Hi just wanted to ask what do people prefer feeding their boas on? And why? Preferably talking about adult boas.


----------



## Malc (Oct 27, 2009)

Darcey said:


> Hi just wanted to ask what do people prefer feeding their boas on? And why? Preferably talking about adult boas.


Male boa, over 8' and gets fed an Ex-layer quail every 14 days.


----------



## DragonFish66 (Sep 13, 2009)

I feed mine every 4 to 5 weeks either a medium rabbit up to 1.5 kilo or a couple of large rats 500g per rat approx the rats i reduce the feeding to 4 weeks as they are smallerthan the rabbits that is boas 7.5ft to 8ft


----------



## beffy1989 (Nov 19, 2016)

For my adults the 7ft male hypo hog island is on an extra large rat every 3-4 weeks. 
My recent rescue is a 7ft female hog island boa and is on a large rat every 2 weeks to help her gain weight and muscle mass, she will be lowered to a 3-4 week meal when I'm happy with her weight. 
I'm looking into adding other prey items into their diets for variation such as quail, small rabbits, guineapigs etc. 
Many snakes are overfed, a boa should be slender, almost rectangular in body shape, not round. Power feeding and obesity are detrimental to a snakes quality of life.


----------



## wilkinss77 (Sep 23, 2008)

Darcey said:


> Hi just wanted to ask what do people prefer feeding their boas on? And why? Preferably talking about adult boas.


Depends to a degree on what locale it is- a full size or an island dwarf?


----------



## Jibbajabba (Jan 31, 2011)

Current menu

Below rabbit is 1.0KG (feeding again after 4-5 weeks)
Jumbo Rat is 700g (feeding again after 3-4 weeks)
Guinea Pig is 500g (feeding again after 2-3 weeks)

Boa is 12 years or so - and 10kg+ (I'd guess 8-10ft)

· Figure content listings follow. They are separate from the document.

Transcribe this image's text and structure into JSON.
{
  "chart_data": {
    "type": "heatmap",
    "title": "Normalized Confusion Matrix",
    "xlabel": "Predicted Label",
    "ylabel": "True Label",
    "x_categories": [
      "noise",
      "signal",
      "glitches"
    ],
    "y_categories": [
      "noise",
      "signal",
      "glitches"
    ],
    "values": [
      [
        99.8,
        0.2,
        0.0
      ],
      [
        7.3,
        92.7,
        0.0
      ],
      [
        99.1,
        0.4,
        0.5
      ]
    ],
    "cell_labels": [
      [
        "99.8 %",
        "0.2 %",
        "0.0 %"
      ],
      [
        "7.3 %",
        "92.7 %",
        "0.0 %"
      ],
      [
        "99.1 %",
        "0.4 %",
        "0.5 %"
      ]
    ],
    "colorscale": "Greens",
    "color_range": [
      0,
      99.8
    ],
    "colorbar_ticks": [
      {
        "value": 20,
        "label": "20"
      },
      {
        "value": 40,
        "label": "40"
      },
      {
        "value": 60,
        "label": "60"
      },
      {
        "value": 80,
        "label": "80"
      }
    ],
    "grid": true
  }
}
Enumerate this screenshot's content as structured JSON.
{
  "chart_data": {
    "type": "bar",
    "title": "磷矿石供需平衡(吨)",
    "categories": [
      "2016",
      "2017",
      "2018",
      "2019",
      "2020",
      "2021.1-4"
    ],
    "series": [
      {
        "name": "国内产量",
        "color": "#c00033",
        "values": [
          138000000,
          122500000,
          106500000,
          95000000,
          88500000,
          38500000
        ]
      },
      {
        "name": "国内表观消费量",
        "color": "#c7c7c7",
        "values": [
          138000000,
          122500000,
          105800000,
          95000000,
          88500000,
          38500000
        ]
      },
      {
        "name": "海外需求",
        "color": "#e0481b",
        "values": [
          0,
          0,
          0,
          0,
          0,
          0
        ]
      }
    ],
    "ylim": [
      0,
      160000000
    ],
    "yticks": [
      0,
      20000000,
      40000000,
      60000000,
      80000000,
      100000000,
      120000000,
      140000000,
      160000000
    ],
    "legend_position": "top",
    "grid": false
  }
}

I also fed the odd squirrel, whole chicken, young duck, partridge and one blue tongue skink (this list is from people whose animal died of natural causes rather than shot / killed bar the chicken, which came from a farm and needed 'rehoming'.)


----------



## Malc (Oct 27, 2009)

Jibbajabba said:


> bar the chicken, which came from a farm and needed* 'rehoming'*.)


🤣


----------